神臂弓は神の腕を意味しており、史記にも記述がみられます。神臂弓は弩(クロスボウ)であり、山桑を使って弓身を作り、檀でゆはずを、台座を鉄で、そして弦を絹で作っています。その精度は弓の名手が使うと三百歩先の竹簡のすき間を通すことができるほどです。
この弓は歴史上では南宋の英雄岳飛や三国時代の蜀の名丞相であった諸葛亮が所有していたとも伝えられています。

第九位:遊子弓(游子弓)

遊子弓は水滸伝に出てくる北宋時代の花栄が所有していた弓で、引くためには非常に強い力が必要ですが、放たれた矢はまるで子供が遊んだ後に家に帰るが如く飛翔します。花栄は梁山泊に集った英雄たちの中で序列第九位の好漢であり、馬軍八虎騎と先鋒の第一員を兼ねています。その弓と槍の技術は高く特に弓は百歩離れた柳の葉をも射貫く精度を誇っていました。この花栄が愛用した弓が遊子弓であり、劇中では数多の活躍を見せています。

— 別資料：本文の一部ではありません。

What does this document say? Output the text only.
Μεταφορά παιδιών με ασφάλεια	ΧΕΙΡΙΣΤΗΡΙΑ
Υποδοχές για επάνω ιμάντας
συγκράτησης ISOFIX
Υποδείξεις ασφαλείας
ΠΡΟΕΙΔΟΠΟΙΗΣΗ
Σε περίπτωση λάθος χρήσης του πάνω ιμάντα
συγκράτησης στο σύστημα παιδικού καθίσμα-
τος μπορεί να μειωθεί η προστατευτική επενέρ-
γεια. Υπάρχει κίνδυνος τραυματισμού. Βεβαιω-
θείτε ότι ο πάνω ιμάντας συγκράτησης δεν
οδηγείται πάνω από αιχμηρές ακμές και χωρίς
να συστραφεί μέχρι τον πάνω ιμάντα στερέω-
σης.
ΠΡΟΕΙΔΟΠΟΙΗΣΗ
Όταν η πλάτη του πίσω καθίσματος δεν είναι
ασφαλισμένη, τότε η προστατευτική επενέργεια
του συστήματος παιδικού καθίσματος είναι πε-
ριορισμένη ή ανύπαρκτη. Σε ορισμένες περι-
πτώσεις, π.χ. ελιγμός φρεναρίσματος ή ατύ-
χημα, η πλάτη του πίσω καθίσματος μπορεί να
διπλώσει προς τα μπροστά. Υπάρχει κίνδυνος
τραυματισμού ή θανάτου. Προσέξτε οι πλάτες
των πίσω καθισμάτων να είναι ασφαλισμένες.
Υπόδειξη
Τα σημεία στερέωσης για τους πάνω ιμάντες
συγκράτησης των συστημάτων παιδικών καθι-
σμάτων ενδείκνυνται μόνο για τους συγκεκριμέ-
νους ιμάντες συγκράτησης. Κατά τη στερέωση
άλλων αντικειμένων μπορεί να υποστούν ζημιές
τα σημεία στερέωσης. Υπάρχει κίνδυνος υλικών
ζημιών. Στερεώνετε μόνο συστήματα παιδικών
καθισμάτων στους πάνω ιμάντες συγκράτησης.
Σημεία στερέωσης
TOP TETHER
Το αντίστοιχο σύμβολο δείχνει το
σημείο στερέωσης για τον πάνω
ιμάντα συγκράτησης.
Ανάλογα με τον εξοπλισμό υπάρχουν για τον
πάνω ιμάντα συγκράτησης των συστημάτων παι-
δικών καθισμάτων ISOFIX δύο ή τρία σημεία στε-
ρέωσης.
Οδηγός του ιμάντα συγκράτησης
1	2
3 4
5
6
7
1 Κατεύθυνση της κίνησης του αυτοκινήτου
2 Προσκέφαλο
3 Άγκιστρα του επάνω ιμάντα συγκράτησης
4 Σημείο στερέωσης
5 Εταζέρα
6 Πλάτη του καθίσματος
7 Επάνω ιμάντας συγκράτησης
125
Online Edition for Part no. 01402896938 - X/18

第十位:龍舌弓(龙舌弓 long2she2gong1 ロンショーゴン)

龍舌弓は龍筋を弦に用いて作られた伝説の名弓で、矢の速度と命中精度が極めて高かったことが特徴です。三国演義中に見られるように、三国時代の呂布が龍舌弓を用いて轅門射戟したことで有名です。

轅門は門の名前で戟は呂布の愛用の武器である方天画戟の事です。呂布が徐州に駐屯して劉備や袁術側の紀霊将軍と会した時に轅門にかけた戟を弓で射ぬいた、という話です。